The Sound at the Edge of Endurance

There is a sound that is heard at the edge of endurance. At moments of agony, moments of despair, moments of trancendence. It is the soundtrack to the moment when you say to yourself “this thing I am feeling cannot fit inside me. Either it needs to get smaller, or I will die.” I don’t know what the sound is. It feels haunting, it feels thrumming, it feels powerful, but it’s subtle. I was speculating with Vivian about what the sound is. It could be auditory hallucinations driven by trauma, it could be that our brains need to have auditory components to moments like this, I don’t really know. The current thought I am playing with it is that is the sound of the future collapsing into the present.

Ancient thinkers talked about the metaphysical principle of the music of the spheres. Pythagoras was the first person we know of who pondered this. He measured different strings and noticed that the pitch of the string depended on its’ length. He then applied this to the planets and calculated, based on his understanding of their distance, what they would sound like (incidentally this is what Jupiter sounds like). His intellectual heirs expanded on this theory and transmitted them to European thinkers. Kepler in particular was excited by this idea and using the sun centered theory of planetary motion he calculated what each of the planets would sound like and included the information in his wonderful text Harmonices Mundi.
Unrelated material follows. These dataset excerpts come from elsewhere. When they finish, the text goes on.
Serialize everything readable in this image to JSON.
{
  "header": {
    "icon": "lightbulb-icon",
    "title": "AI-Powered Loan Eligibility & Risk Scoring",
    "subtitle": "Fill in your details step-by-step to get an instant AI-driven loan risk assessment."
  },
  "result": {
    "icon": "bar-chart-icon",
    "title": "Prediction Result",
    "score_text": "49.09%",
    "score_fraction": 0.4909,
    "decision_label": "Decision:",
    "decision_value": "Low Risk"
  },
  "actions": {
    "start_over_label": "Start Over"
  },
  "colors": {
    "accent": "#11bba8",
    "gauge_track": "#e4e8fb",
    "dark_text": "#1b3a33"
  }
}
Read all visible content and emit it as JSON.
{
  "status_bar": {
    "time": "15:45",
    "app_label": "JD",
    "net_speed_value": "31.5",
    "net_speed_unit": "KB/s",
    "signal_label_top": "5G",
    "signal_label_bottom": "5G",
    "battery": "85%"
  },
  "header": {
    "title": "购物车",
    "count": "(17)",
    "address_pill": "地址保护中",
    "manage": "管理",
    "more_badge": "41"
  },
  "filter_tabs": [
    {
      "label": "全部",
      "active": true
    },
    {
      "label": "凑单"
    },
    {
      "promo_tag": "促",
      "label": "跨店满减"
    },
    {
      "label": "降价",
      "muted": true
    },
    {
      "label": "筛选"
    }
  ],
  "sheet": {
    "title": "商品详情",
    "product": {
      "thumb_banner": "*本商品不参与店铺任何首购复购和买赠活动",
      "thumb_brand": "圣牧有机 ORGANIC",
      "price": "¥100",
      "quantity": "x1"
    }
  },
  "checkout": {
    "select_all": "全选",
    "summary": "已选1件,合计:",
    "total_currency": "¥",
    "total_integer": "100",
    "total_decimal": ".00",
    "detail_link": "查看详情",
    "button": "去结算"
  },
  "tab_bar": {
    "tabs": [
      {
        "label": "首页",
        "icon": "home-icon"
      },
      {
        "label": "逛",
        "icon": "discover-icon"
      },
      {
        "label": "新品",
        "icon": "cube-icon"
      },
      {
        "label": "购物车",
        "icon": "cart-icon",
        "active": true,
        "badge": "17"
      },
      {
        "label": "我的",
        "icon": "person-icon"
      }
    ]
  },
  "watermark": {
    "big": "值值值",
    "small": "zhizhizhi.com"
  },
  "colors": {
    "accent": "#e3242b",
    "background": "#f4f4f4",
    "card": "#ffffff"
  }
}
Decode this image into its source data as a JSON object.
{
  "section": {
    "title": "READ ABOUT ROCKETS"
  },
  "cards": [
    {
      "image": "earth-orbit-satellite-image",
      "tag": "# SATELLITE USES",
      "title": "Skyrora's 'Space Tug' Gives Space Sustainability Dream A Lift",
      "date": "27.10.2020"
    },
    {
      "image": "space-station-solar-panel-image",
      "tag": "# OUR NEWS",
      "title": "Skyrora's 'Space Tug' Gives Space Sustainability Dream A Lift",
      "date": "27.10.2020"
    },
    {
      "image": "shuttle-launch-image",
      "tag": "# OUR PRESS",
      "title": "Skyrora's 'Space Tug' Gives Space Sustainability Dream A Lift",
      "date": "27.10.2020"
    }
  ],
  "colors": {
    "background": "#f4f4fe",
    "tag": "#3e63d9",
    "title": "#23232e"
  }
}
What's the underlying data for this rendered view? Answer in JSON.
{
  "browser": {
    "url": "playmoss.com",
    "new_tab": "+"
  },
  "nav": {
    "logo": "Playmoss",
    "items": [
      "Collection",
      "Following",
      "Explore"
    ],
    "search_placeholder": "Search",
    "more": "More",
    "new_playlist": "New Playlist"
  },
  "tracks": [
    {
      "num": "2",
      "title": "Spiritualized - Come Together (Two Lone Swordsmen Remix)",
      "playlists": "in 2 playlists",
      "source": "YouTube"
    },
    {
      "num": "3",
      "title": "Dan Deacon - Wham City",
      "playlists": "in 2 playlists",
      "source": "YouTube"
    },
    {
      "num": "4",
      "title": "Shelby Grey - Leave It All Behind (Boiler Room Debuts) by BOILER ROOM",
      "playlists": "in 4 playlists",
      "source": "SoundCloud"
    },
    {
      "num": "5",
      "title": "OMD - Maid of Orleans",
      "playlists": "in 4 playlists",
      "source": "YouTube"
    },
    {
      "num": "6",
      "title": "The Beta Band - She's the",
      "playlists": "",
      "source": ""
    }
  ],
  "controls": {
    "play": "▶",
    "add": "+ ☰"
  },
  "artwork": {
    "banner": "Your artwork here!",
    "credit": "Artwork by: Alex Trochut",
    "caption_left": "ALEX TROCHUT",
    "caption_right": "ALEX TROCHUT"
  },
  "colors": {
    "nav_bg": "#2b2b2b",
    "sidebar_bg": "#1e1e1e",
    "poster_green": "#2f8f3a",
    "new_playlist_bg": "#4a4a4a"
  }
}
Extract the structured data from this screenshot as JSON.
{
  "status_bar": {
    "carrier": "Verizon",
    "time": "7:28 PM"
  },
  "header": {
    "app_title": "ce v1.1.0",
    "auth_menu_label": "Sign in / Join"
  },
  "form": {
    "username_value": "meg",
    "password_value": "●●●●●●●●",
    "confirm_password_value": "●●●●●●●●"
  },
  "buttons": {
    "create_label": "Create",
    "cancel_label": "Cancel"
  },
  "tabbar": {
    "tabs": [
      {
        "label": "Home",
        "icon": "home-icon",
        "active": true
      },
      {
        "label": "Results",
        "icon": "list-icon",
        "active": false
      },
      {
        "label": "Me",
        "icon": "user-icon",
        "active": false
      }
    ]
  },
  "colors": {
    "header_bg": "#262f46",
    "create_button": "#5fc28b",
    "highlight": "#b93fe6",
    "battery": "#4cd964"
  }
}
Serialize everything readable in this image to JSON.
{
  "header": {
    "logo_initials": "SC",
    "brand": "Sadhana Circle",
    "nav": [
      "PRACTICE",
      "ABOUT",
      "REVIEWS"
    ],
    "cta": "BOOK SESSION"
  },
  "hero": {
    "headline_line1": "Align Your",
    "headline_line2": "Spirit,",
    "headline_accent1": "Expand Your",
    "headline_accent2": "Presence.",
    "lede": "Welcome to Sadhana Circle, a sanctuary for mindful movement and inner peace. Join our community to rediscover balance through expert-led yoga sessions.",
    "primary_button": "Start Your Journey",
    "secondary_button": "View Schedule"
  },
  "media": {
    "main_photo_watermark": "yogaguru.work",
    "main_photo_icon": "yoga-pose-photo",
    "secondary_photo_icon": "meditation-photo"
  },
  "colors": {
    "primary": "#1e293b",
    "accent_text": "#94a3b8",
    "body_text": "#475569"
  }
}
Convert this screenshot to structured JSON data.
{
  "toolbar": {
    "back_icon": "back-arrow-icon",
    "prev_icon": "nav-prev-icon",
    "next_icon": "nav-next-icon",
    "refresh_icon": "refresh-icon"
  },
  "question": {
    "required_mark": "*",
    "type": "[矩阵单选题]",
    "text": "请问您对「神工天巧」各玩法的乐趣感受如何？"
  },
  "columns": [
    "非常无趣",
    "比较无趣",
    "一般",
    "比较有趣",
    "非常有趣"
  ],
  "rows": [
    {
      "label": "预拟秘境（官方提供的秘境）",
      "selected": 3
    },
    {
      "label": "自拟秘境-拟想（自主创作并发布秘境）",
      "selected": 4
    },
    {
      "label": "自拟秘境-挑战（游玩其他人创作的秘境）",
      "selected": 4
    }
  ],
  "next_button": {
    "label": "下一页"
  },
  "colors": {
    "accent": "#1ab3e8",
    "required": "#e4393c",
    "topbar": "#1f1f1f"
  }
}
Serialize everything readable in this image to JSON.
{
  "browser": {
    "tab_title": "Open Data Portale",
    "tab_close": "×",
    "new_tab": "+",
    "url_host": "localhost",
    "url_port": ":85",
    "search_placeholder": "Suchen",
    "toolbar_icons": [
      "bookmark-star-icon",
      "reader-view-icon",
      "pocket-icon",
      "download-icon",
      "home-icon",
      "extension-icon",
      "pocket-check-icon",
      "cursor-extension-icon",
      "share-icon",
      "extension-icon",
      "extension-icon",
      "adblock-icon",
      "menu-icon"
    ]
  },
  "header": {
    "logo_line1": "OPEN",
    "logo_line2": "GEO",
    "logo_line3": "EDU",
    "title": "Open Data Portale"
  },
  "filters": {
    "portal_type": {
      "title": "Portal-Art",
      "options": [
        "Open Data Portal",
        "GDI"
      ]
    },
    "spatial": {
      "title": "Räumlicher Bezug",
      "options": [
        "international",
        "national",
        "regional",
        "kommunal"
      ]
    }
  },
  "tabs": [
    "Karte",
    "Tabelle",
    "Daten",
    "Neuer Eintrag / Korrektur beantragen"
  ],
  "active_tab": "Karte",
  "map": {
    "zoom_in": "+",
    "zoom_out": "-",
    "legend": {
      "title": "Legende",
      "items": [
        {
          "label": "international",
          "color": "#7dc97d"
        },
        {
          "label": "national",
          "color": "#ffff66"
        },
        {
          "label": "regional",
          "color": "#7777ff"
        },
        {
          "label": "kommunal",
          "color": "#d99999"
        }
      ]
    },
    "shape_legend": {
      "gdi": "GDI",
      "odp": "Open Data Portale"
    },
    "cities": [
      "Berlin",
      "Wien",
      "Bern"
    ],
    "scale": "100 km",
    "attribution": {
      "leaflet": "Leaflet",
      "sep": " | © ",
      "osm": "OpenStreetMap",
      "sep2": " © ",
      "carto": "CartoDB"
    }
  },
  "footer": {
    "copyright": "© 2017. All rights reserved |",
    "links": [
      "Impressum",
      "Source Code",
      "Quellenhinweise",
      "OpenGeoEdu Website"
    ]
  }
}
Modern theories of physics hearken back to the idea of music, postulating that the universe is made up of tiny strings whose oscillation patterns determine the nature of matter. I love the idea that in a sense, existence IS music. Earlier I referred to the sound of Jupiter and I find it fascinating that in a certain way of thinking, our lives -everything we are and will ever be- is a song.

One fascinating little tidbit about the song of our lives and the way we experience time is that we don’t actually live in the present moment. Try this your self: touch something with your foot and with your hand at the same time. You experience the sensation as happening at the same time even though the nerve signal takes slightly longer to get to your brain from your leg. This is because the brain has a lag time that allows signals from all over the body to be experienced at the same time. The lag time is about 80 miliseconds.

A pleasant visual metaphor (although the physics could easily be wrong) comes out of these tidbits. Normally we stand in the center of the vehicle that is our relationSHIP with Samsara. Maybe in moments of intensity we struggle forward to the bow of our SHIP, look over the edge, and watch the wave function collapse the future into the present. The unearthly keening we hear is the the sound of our consciousness crushing the possible into the actual.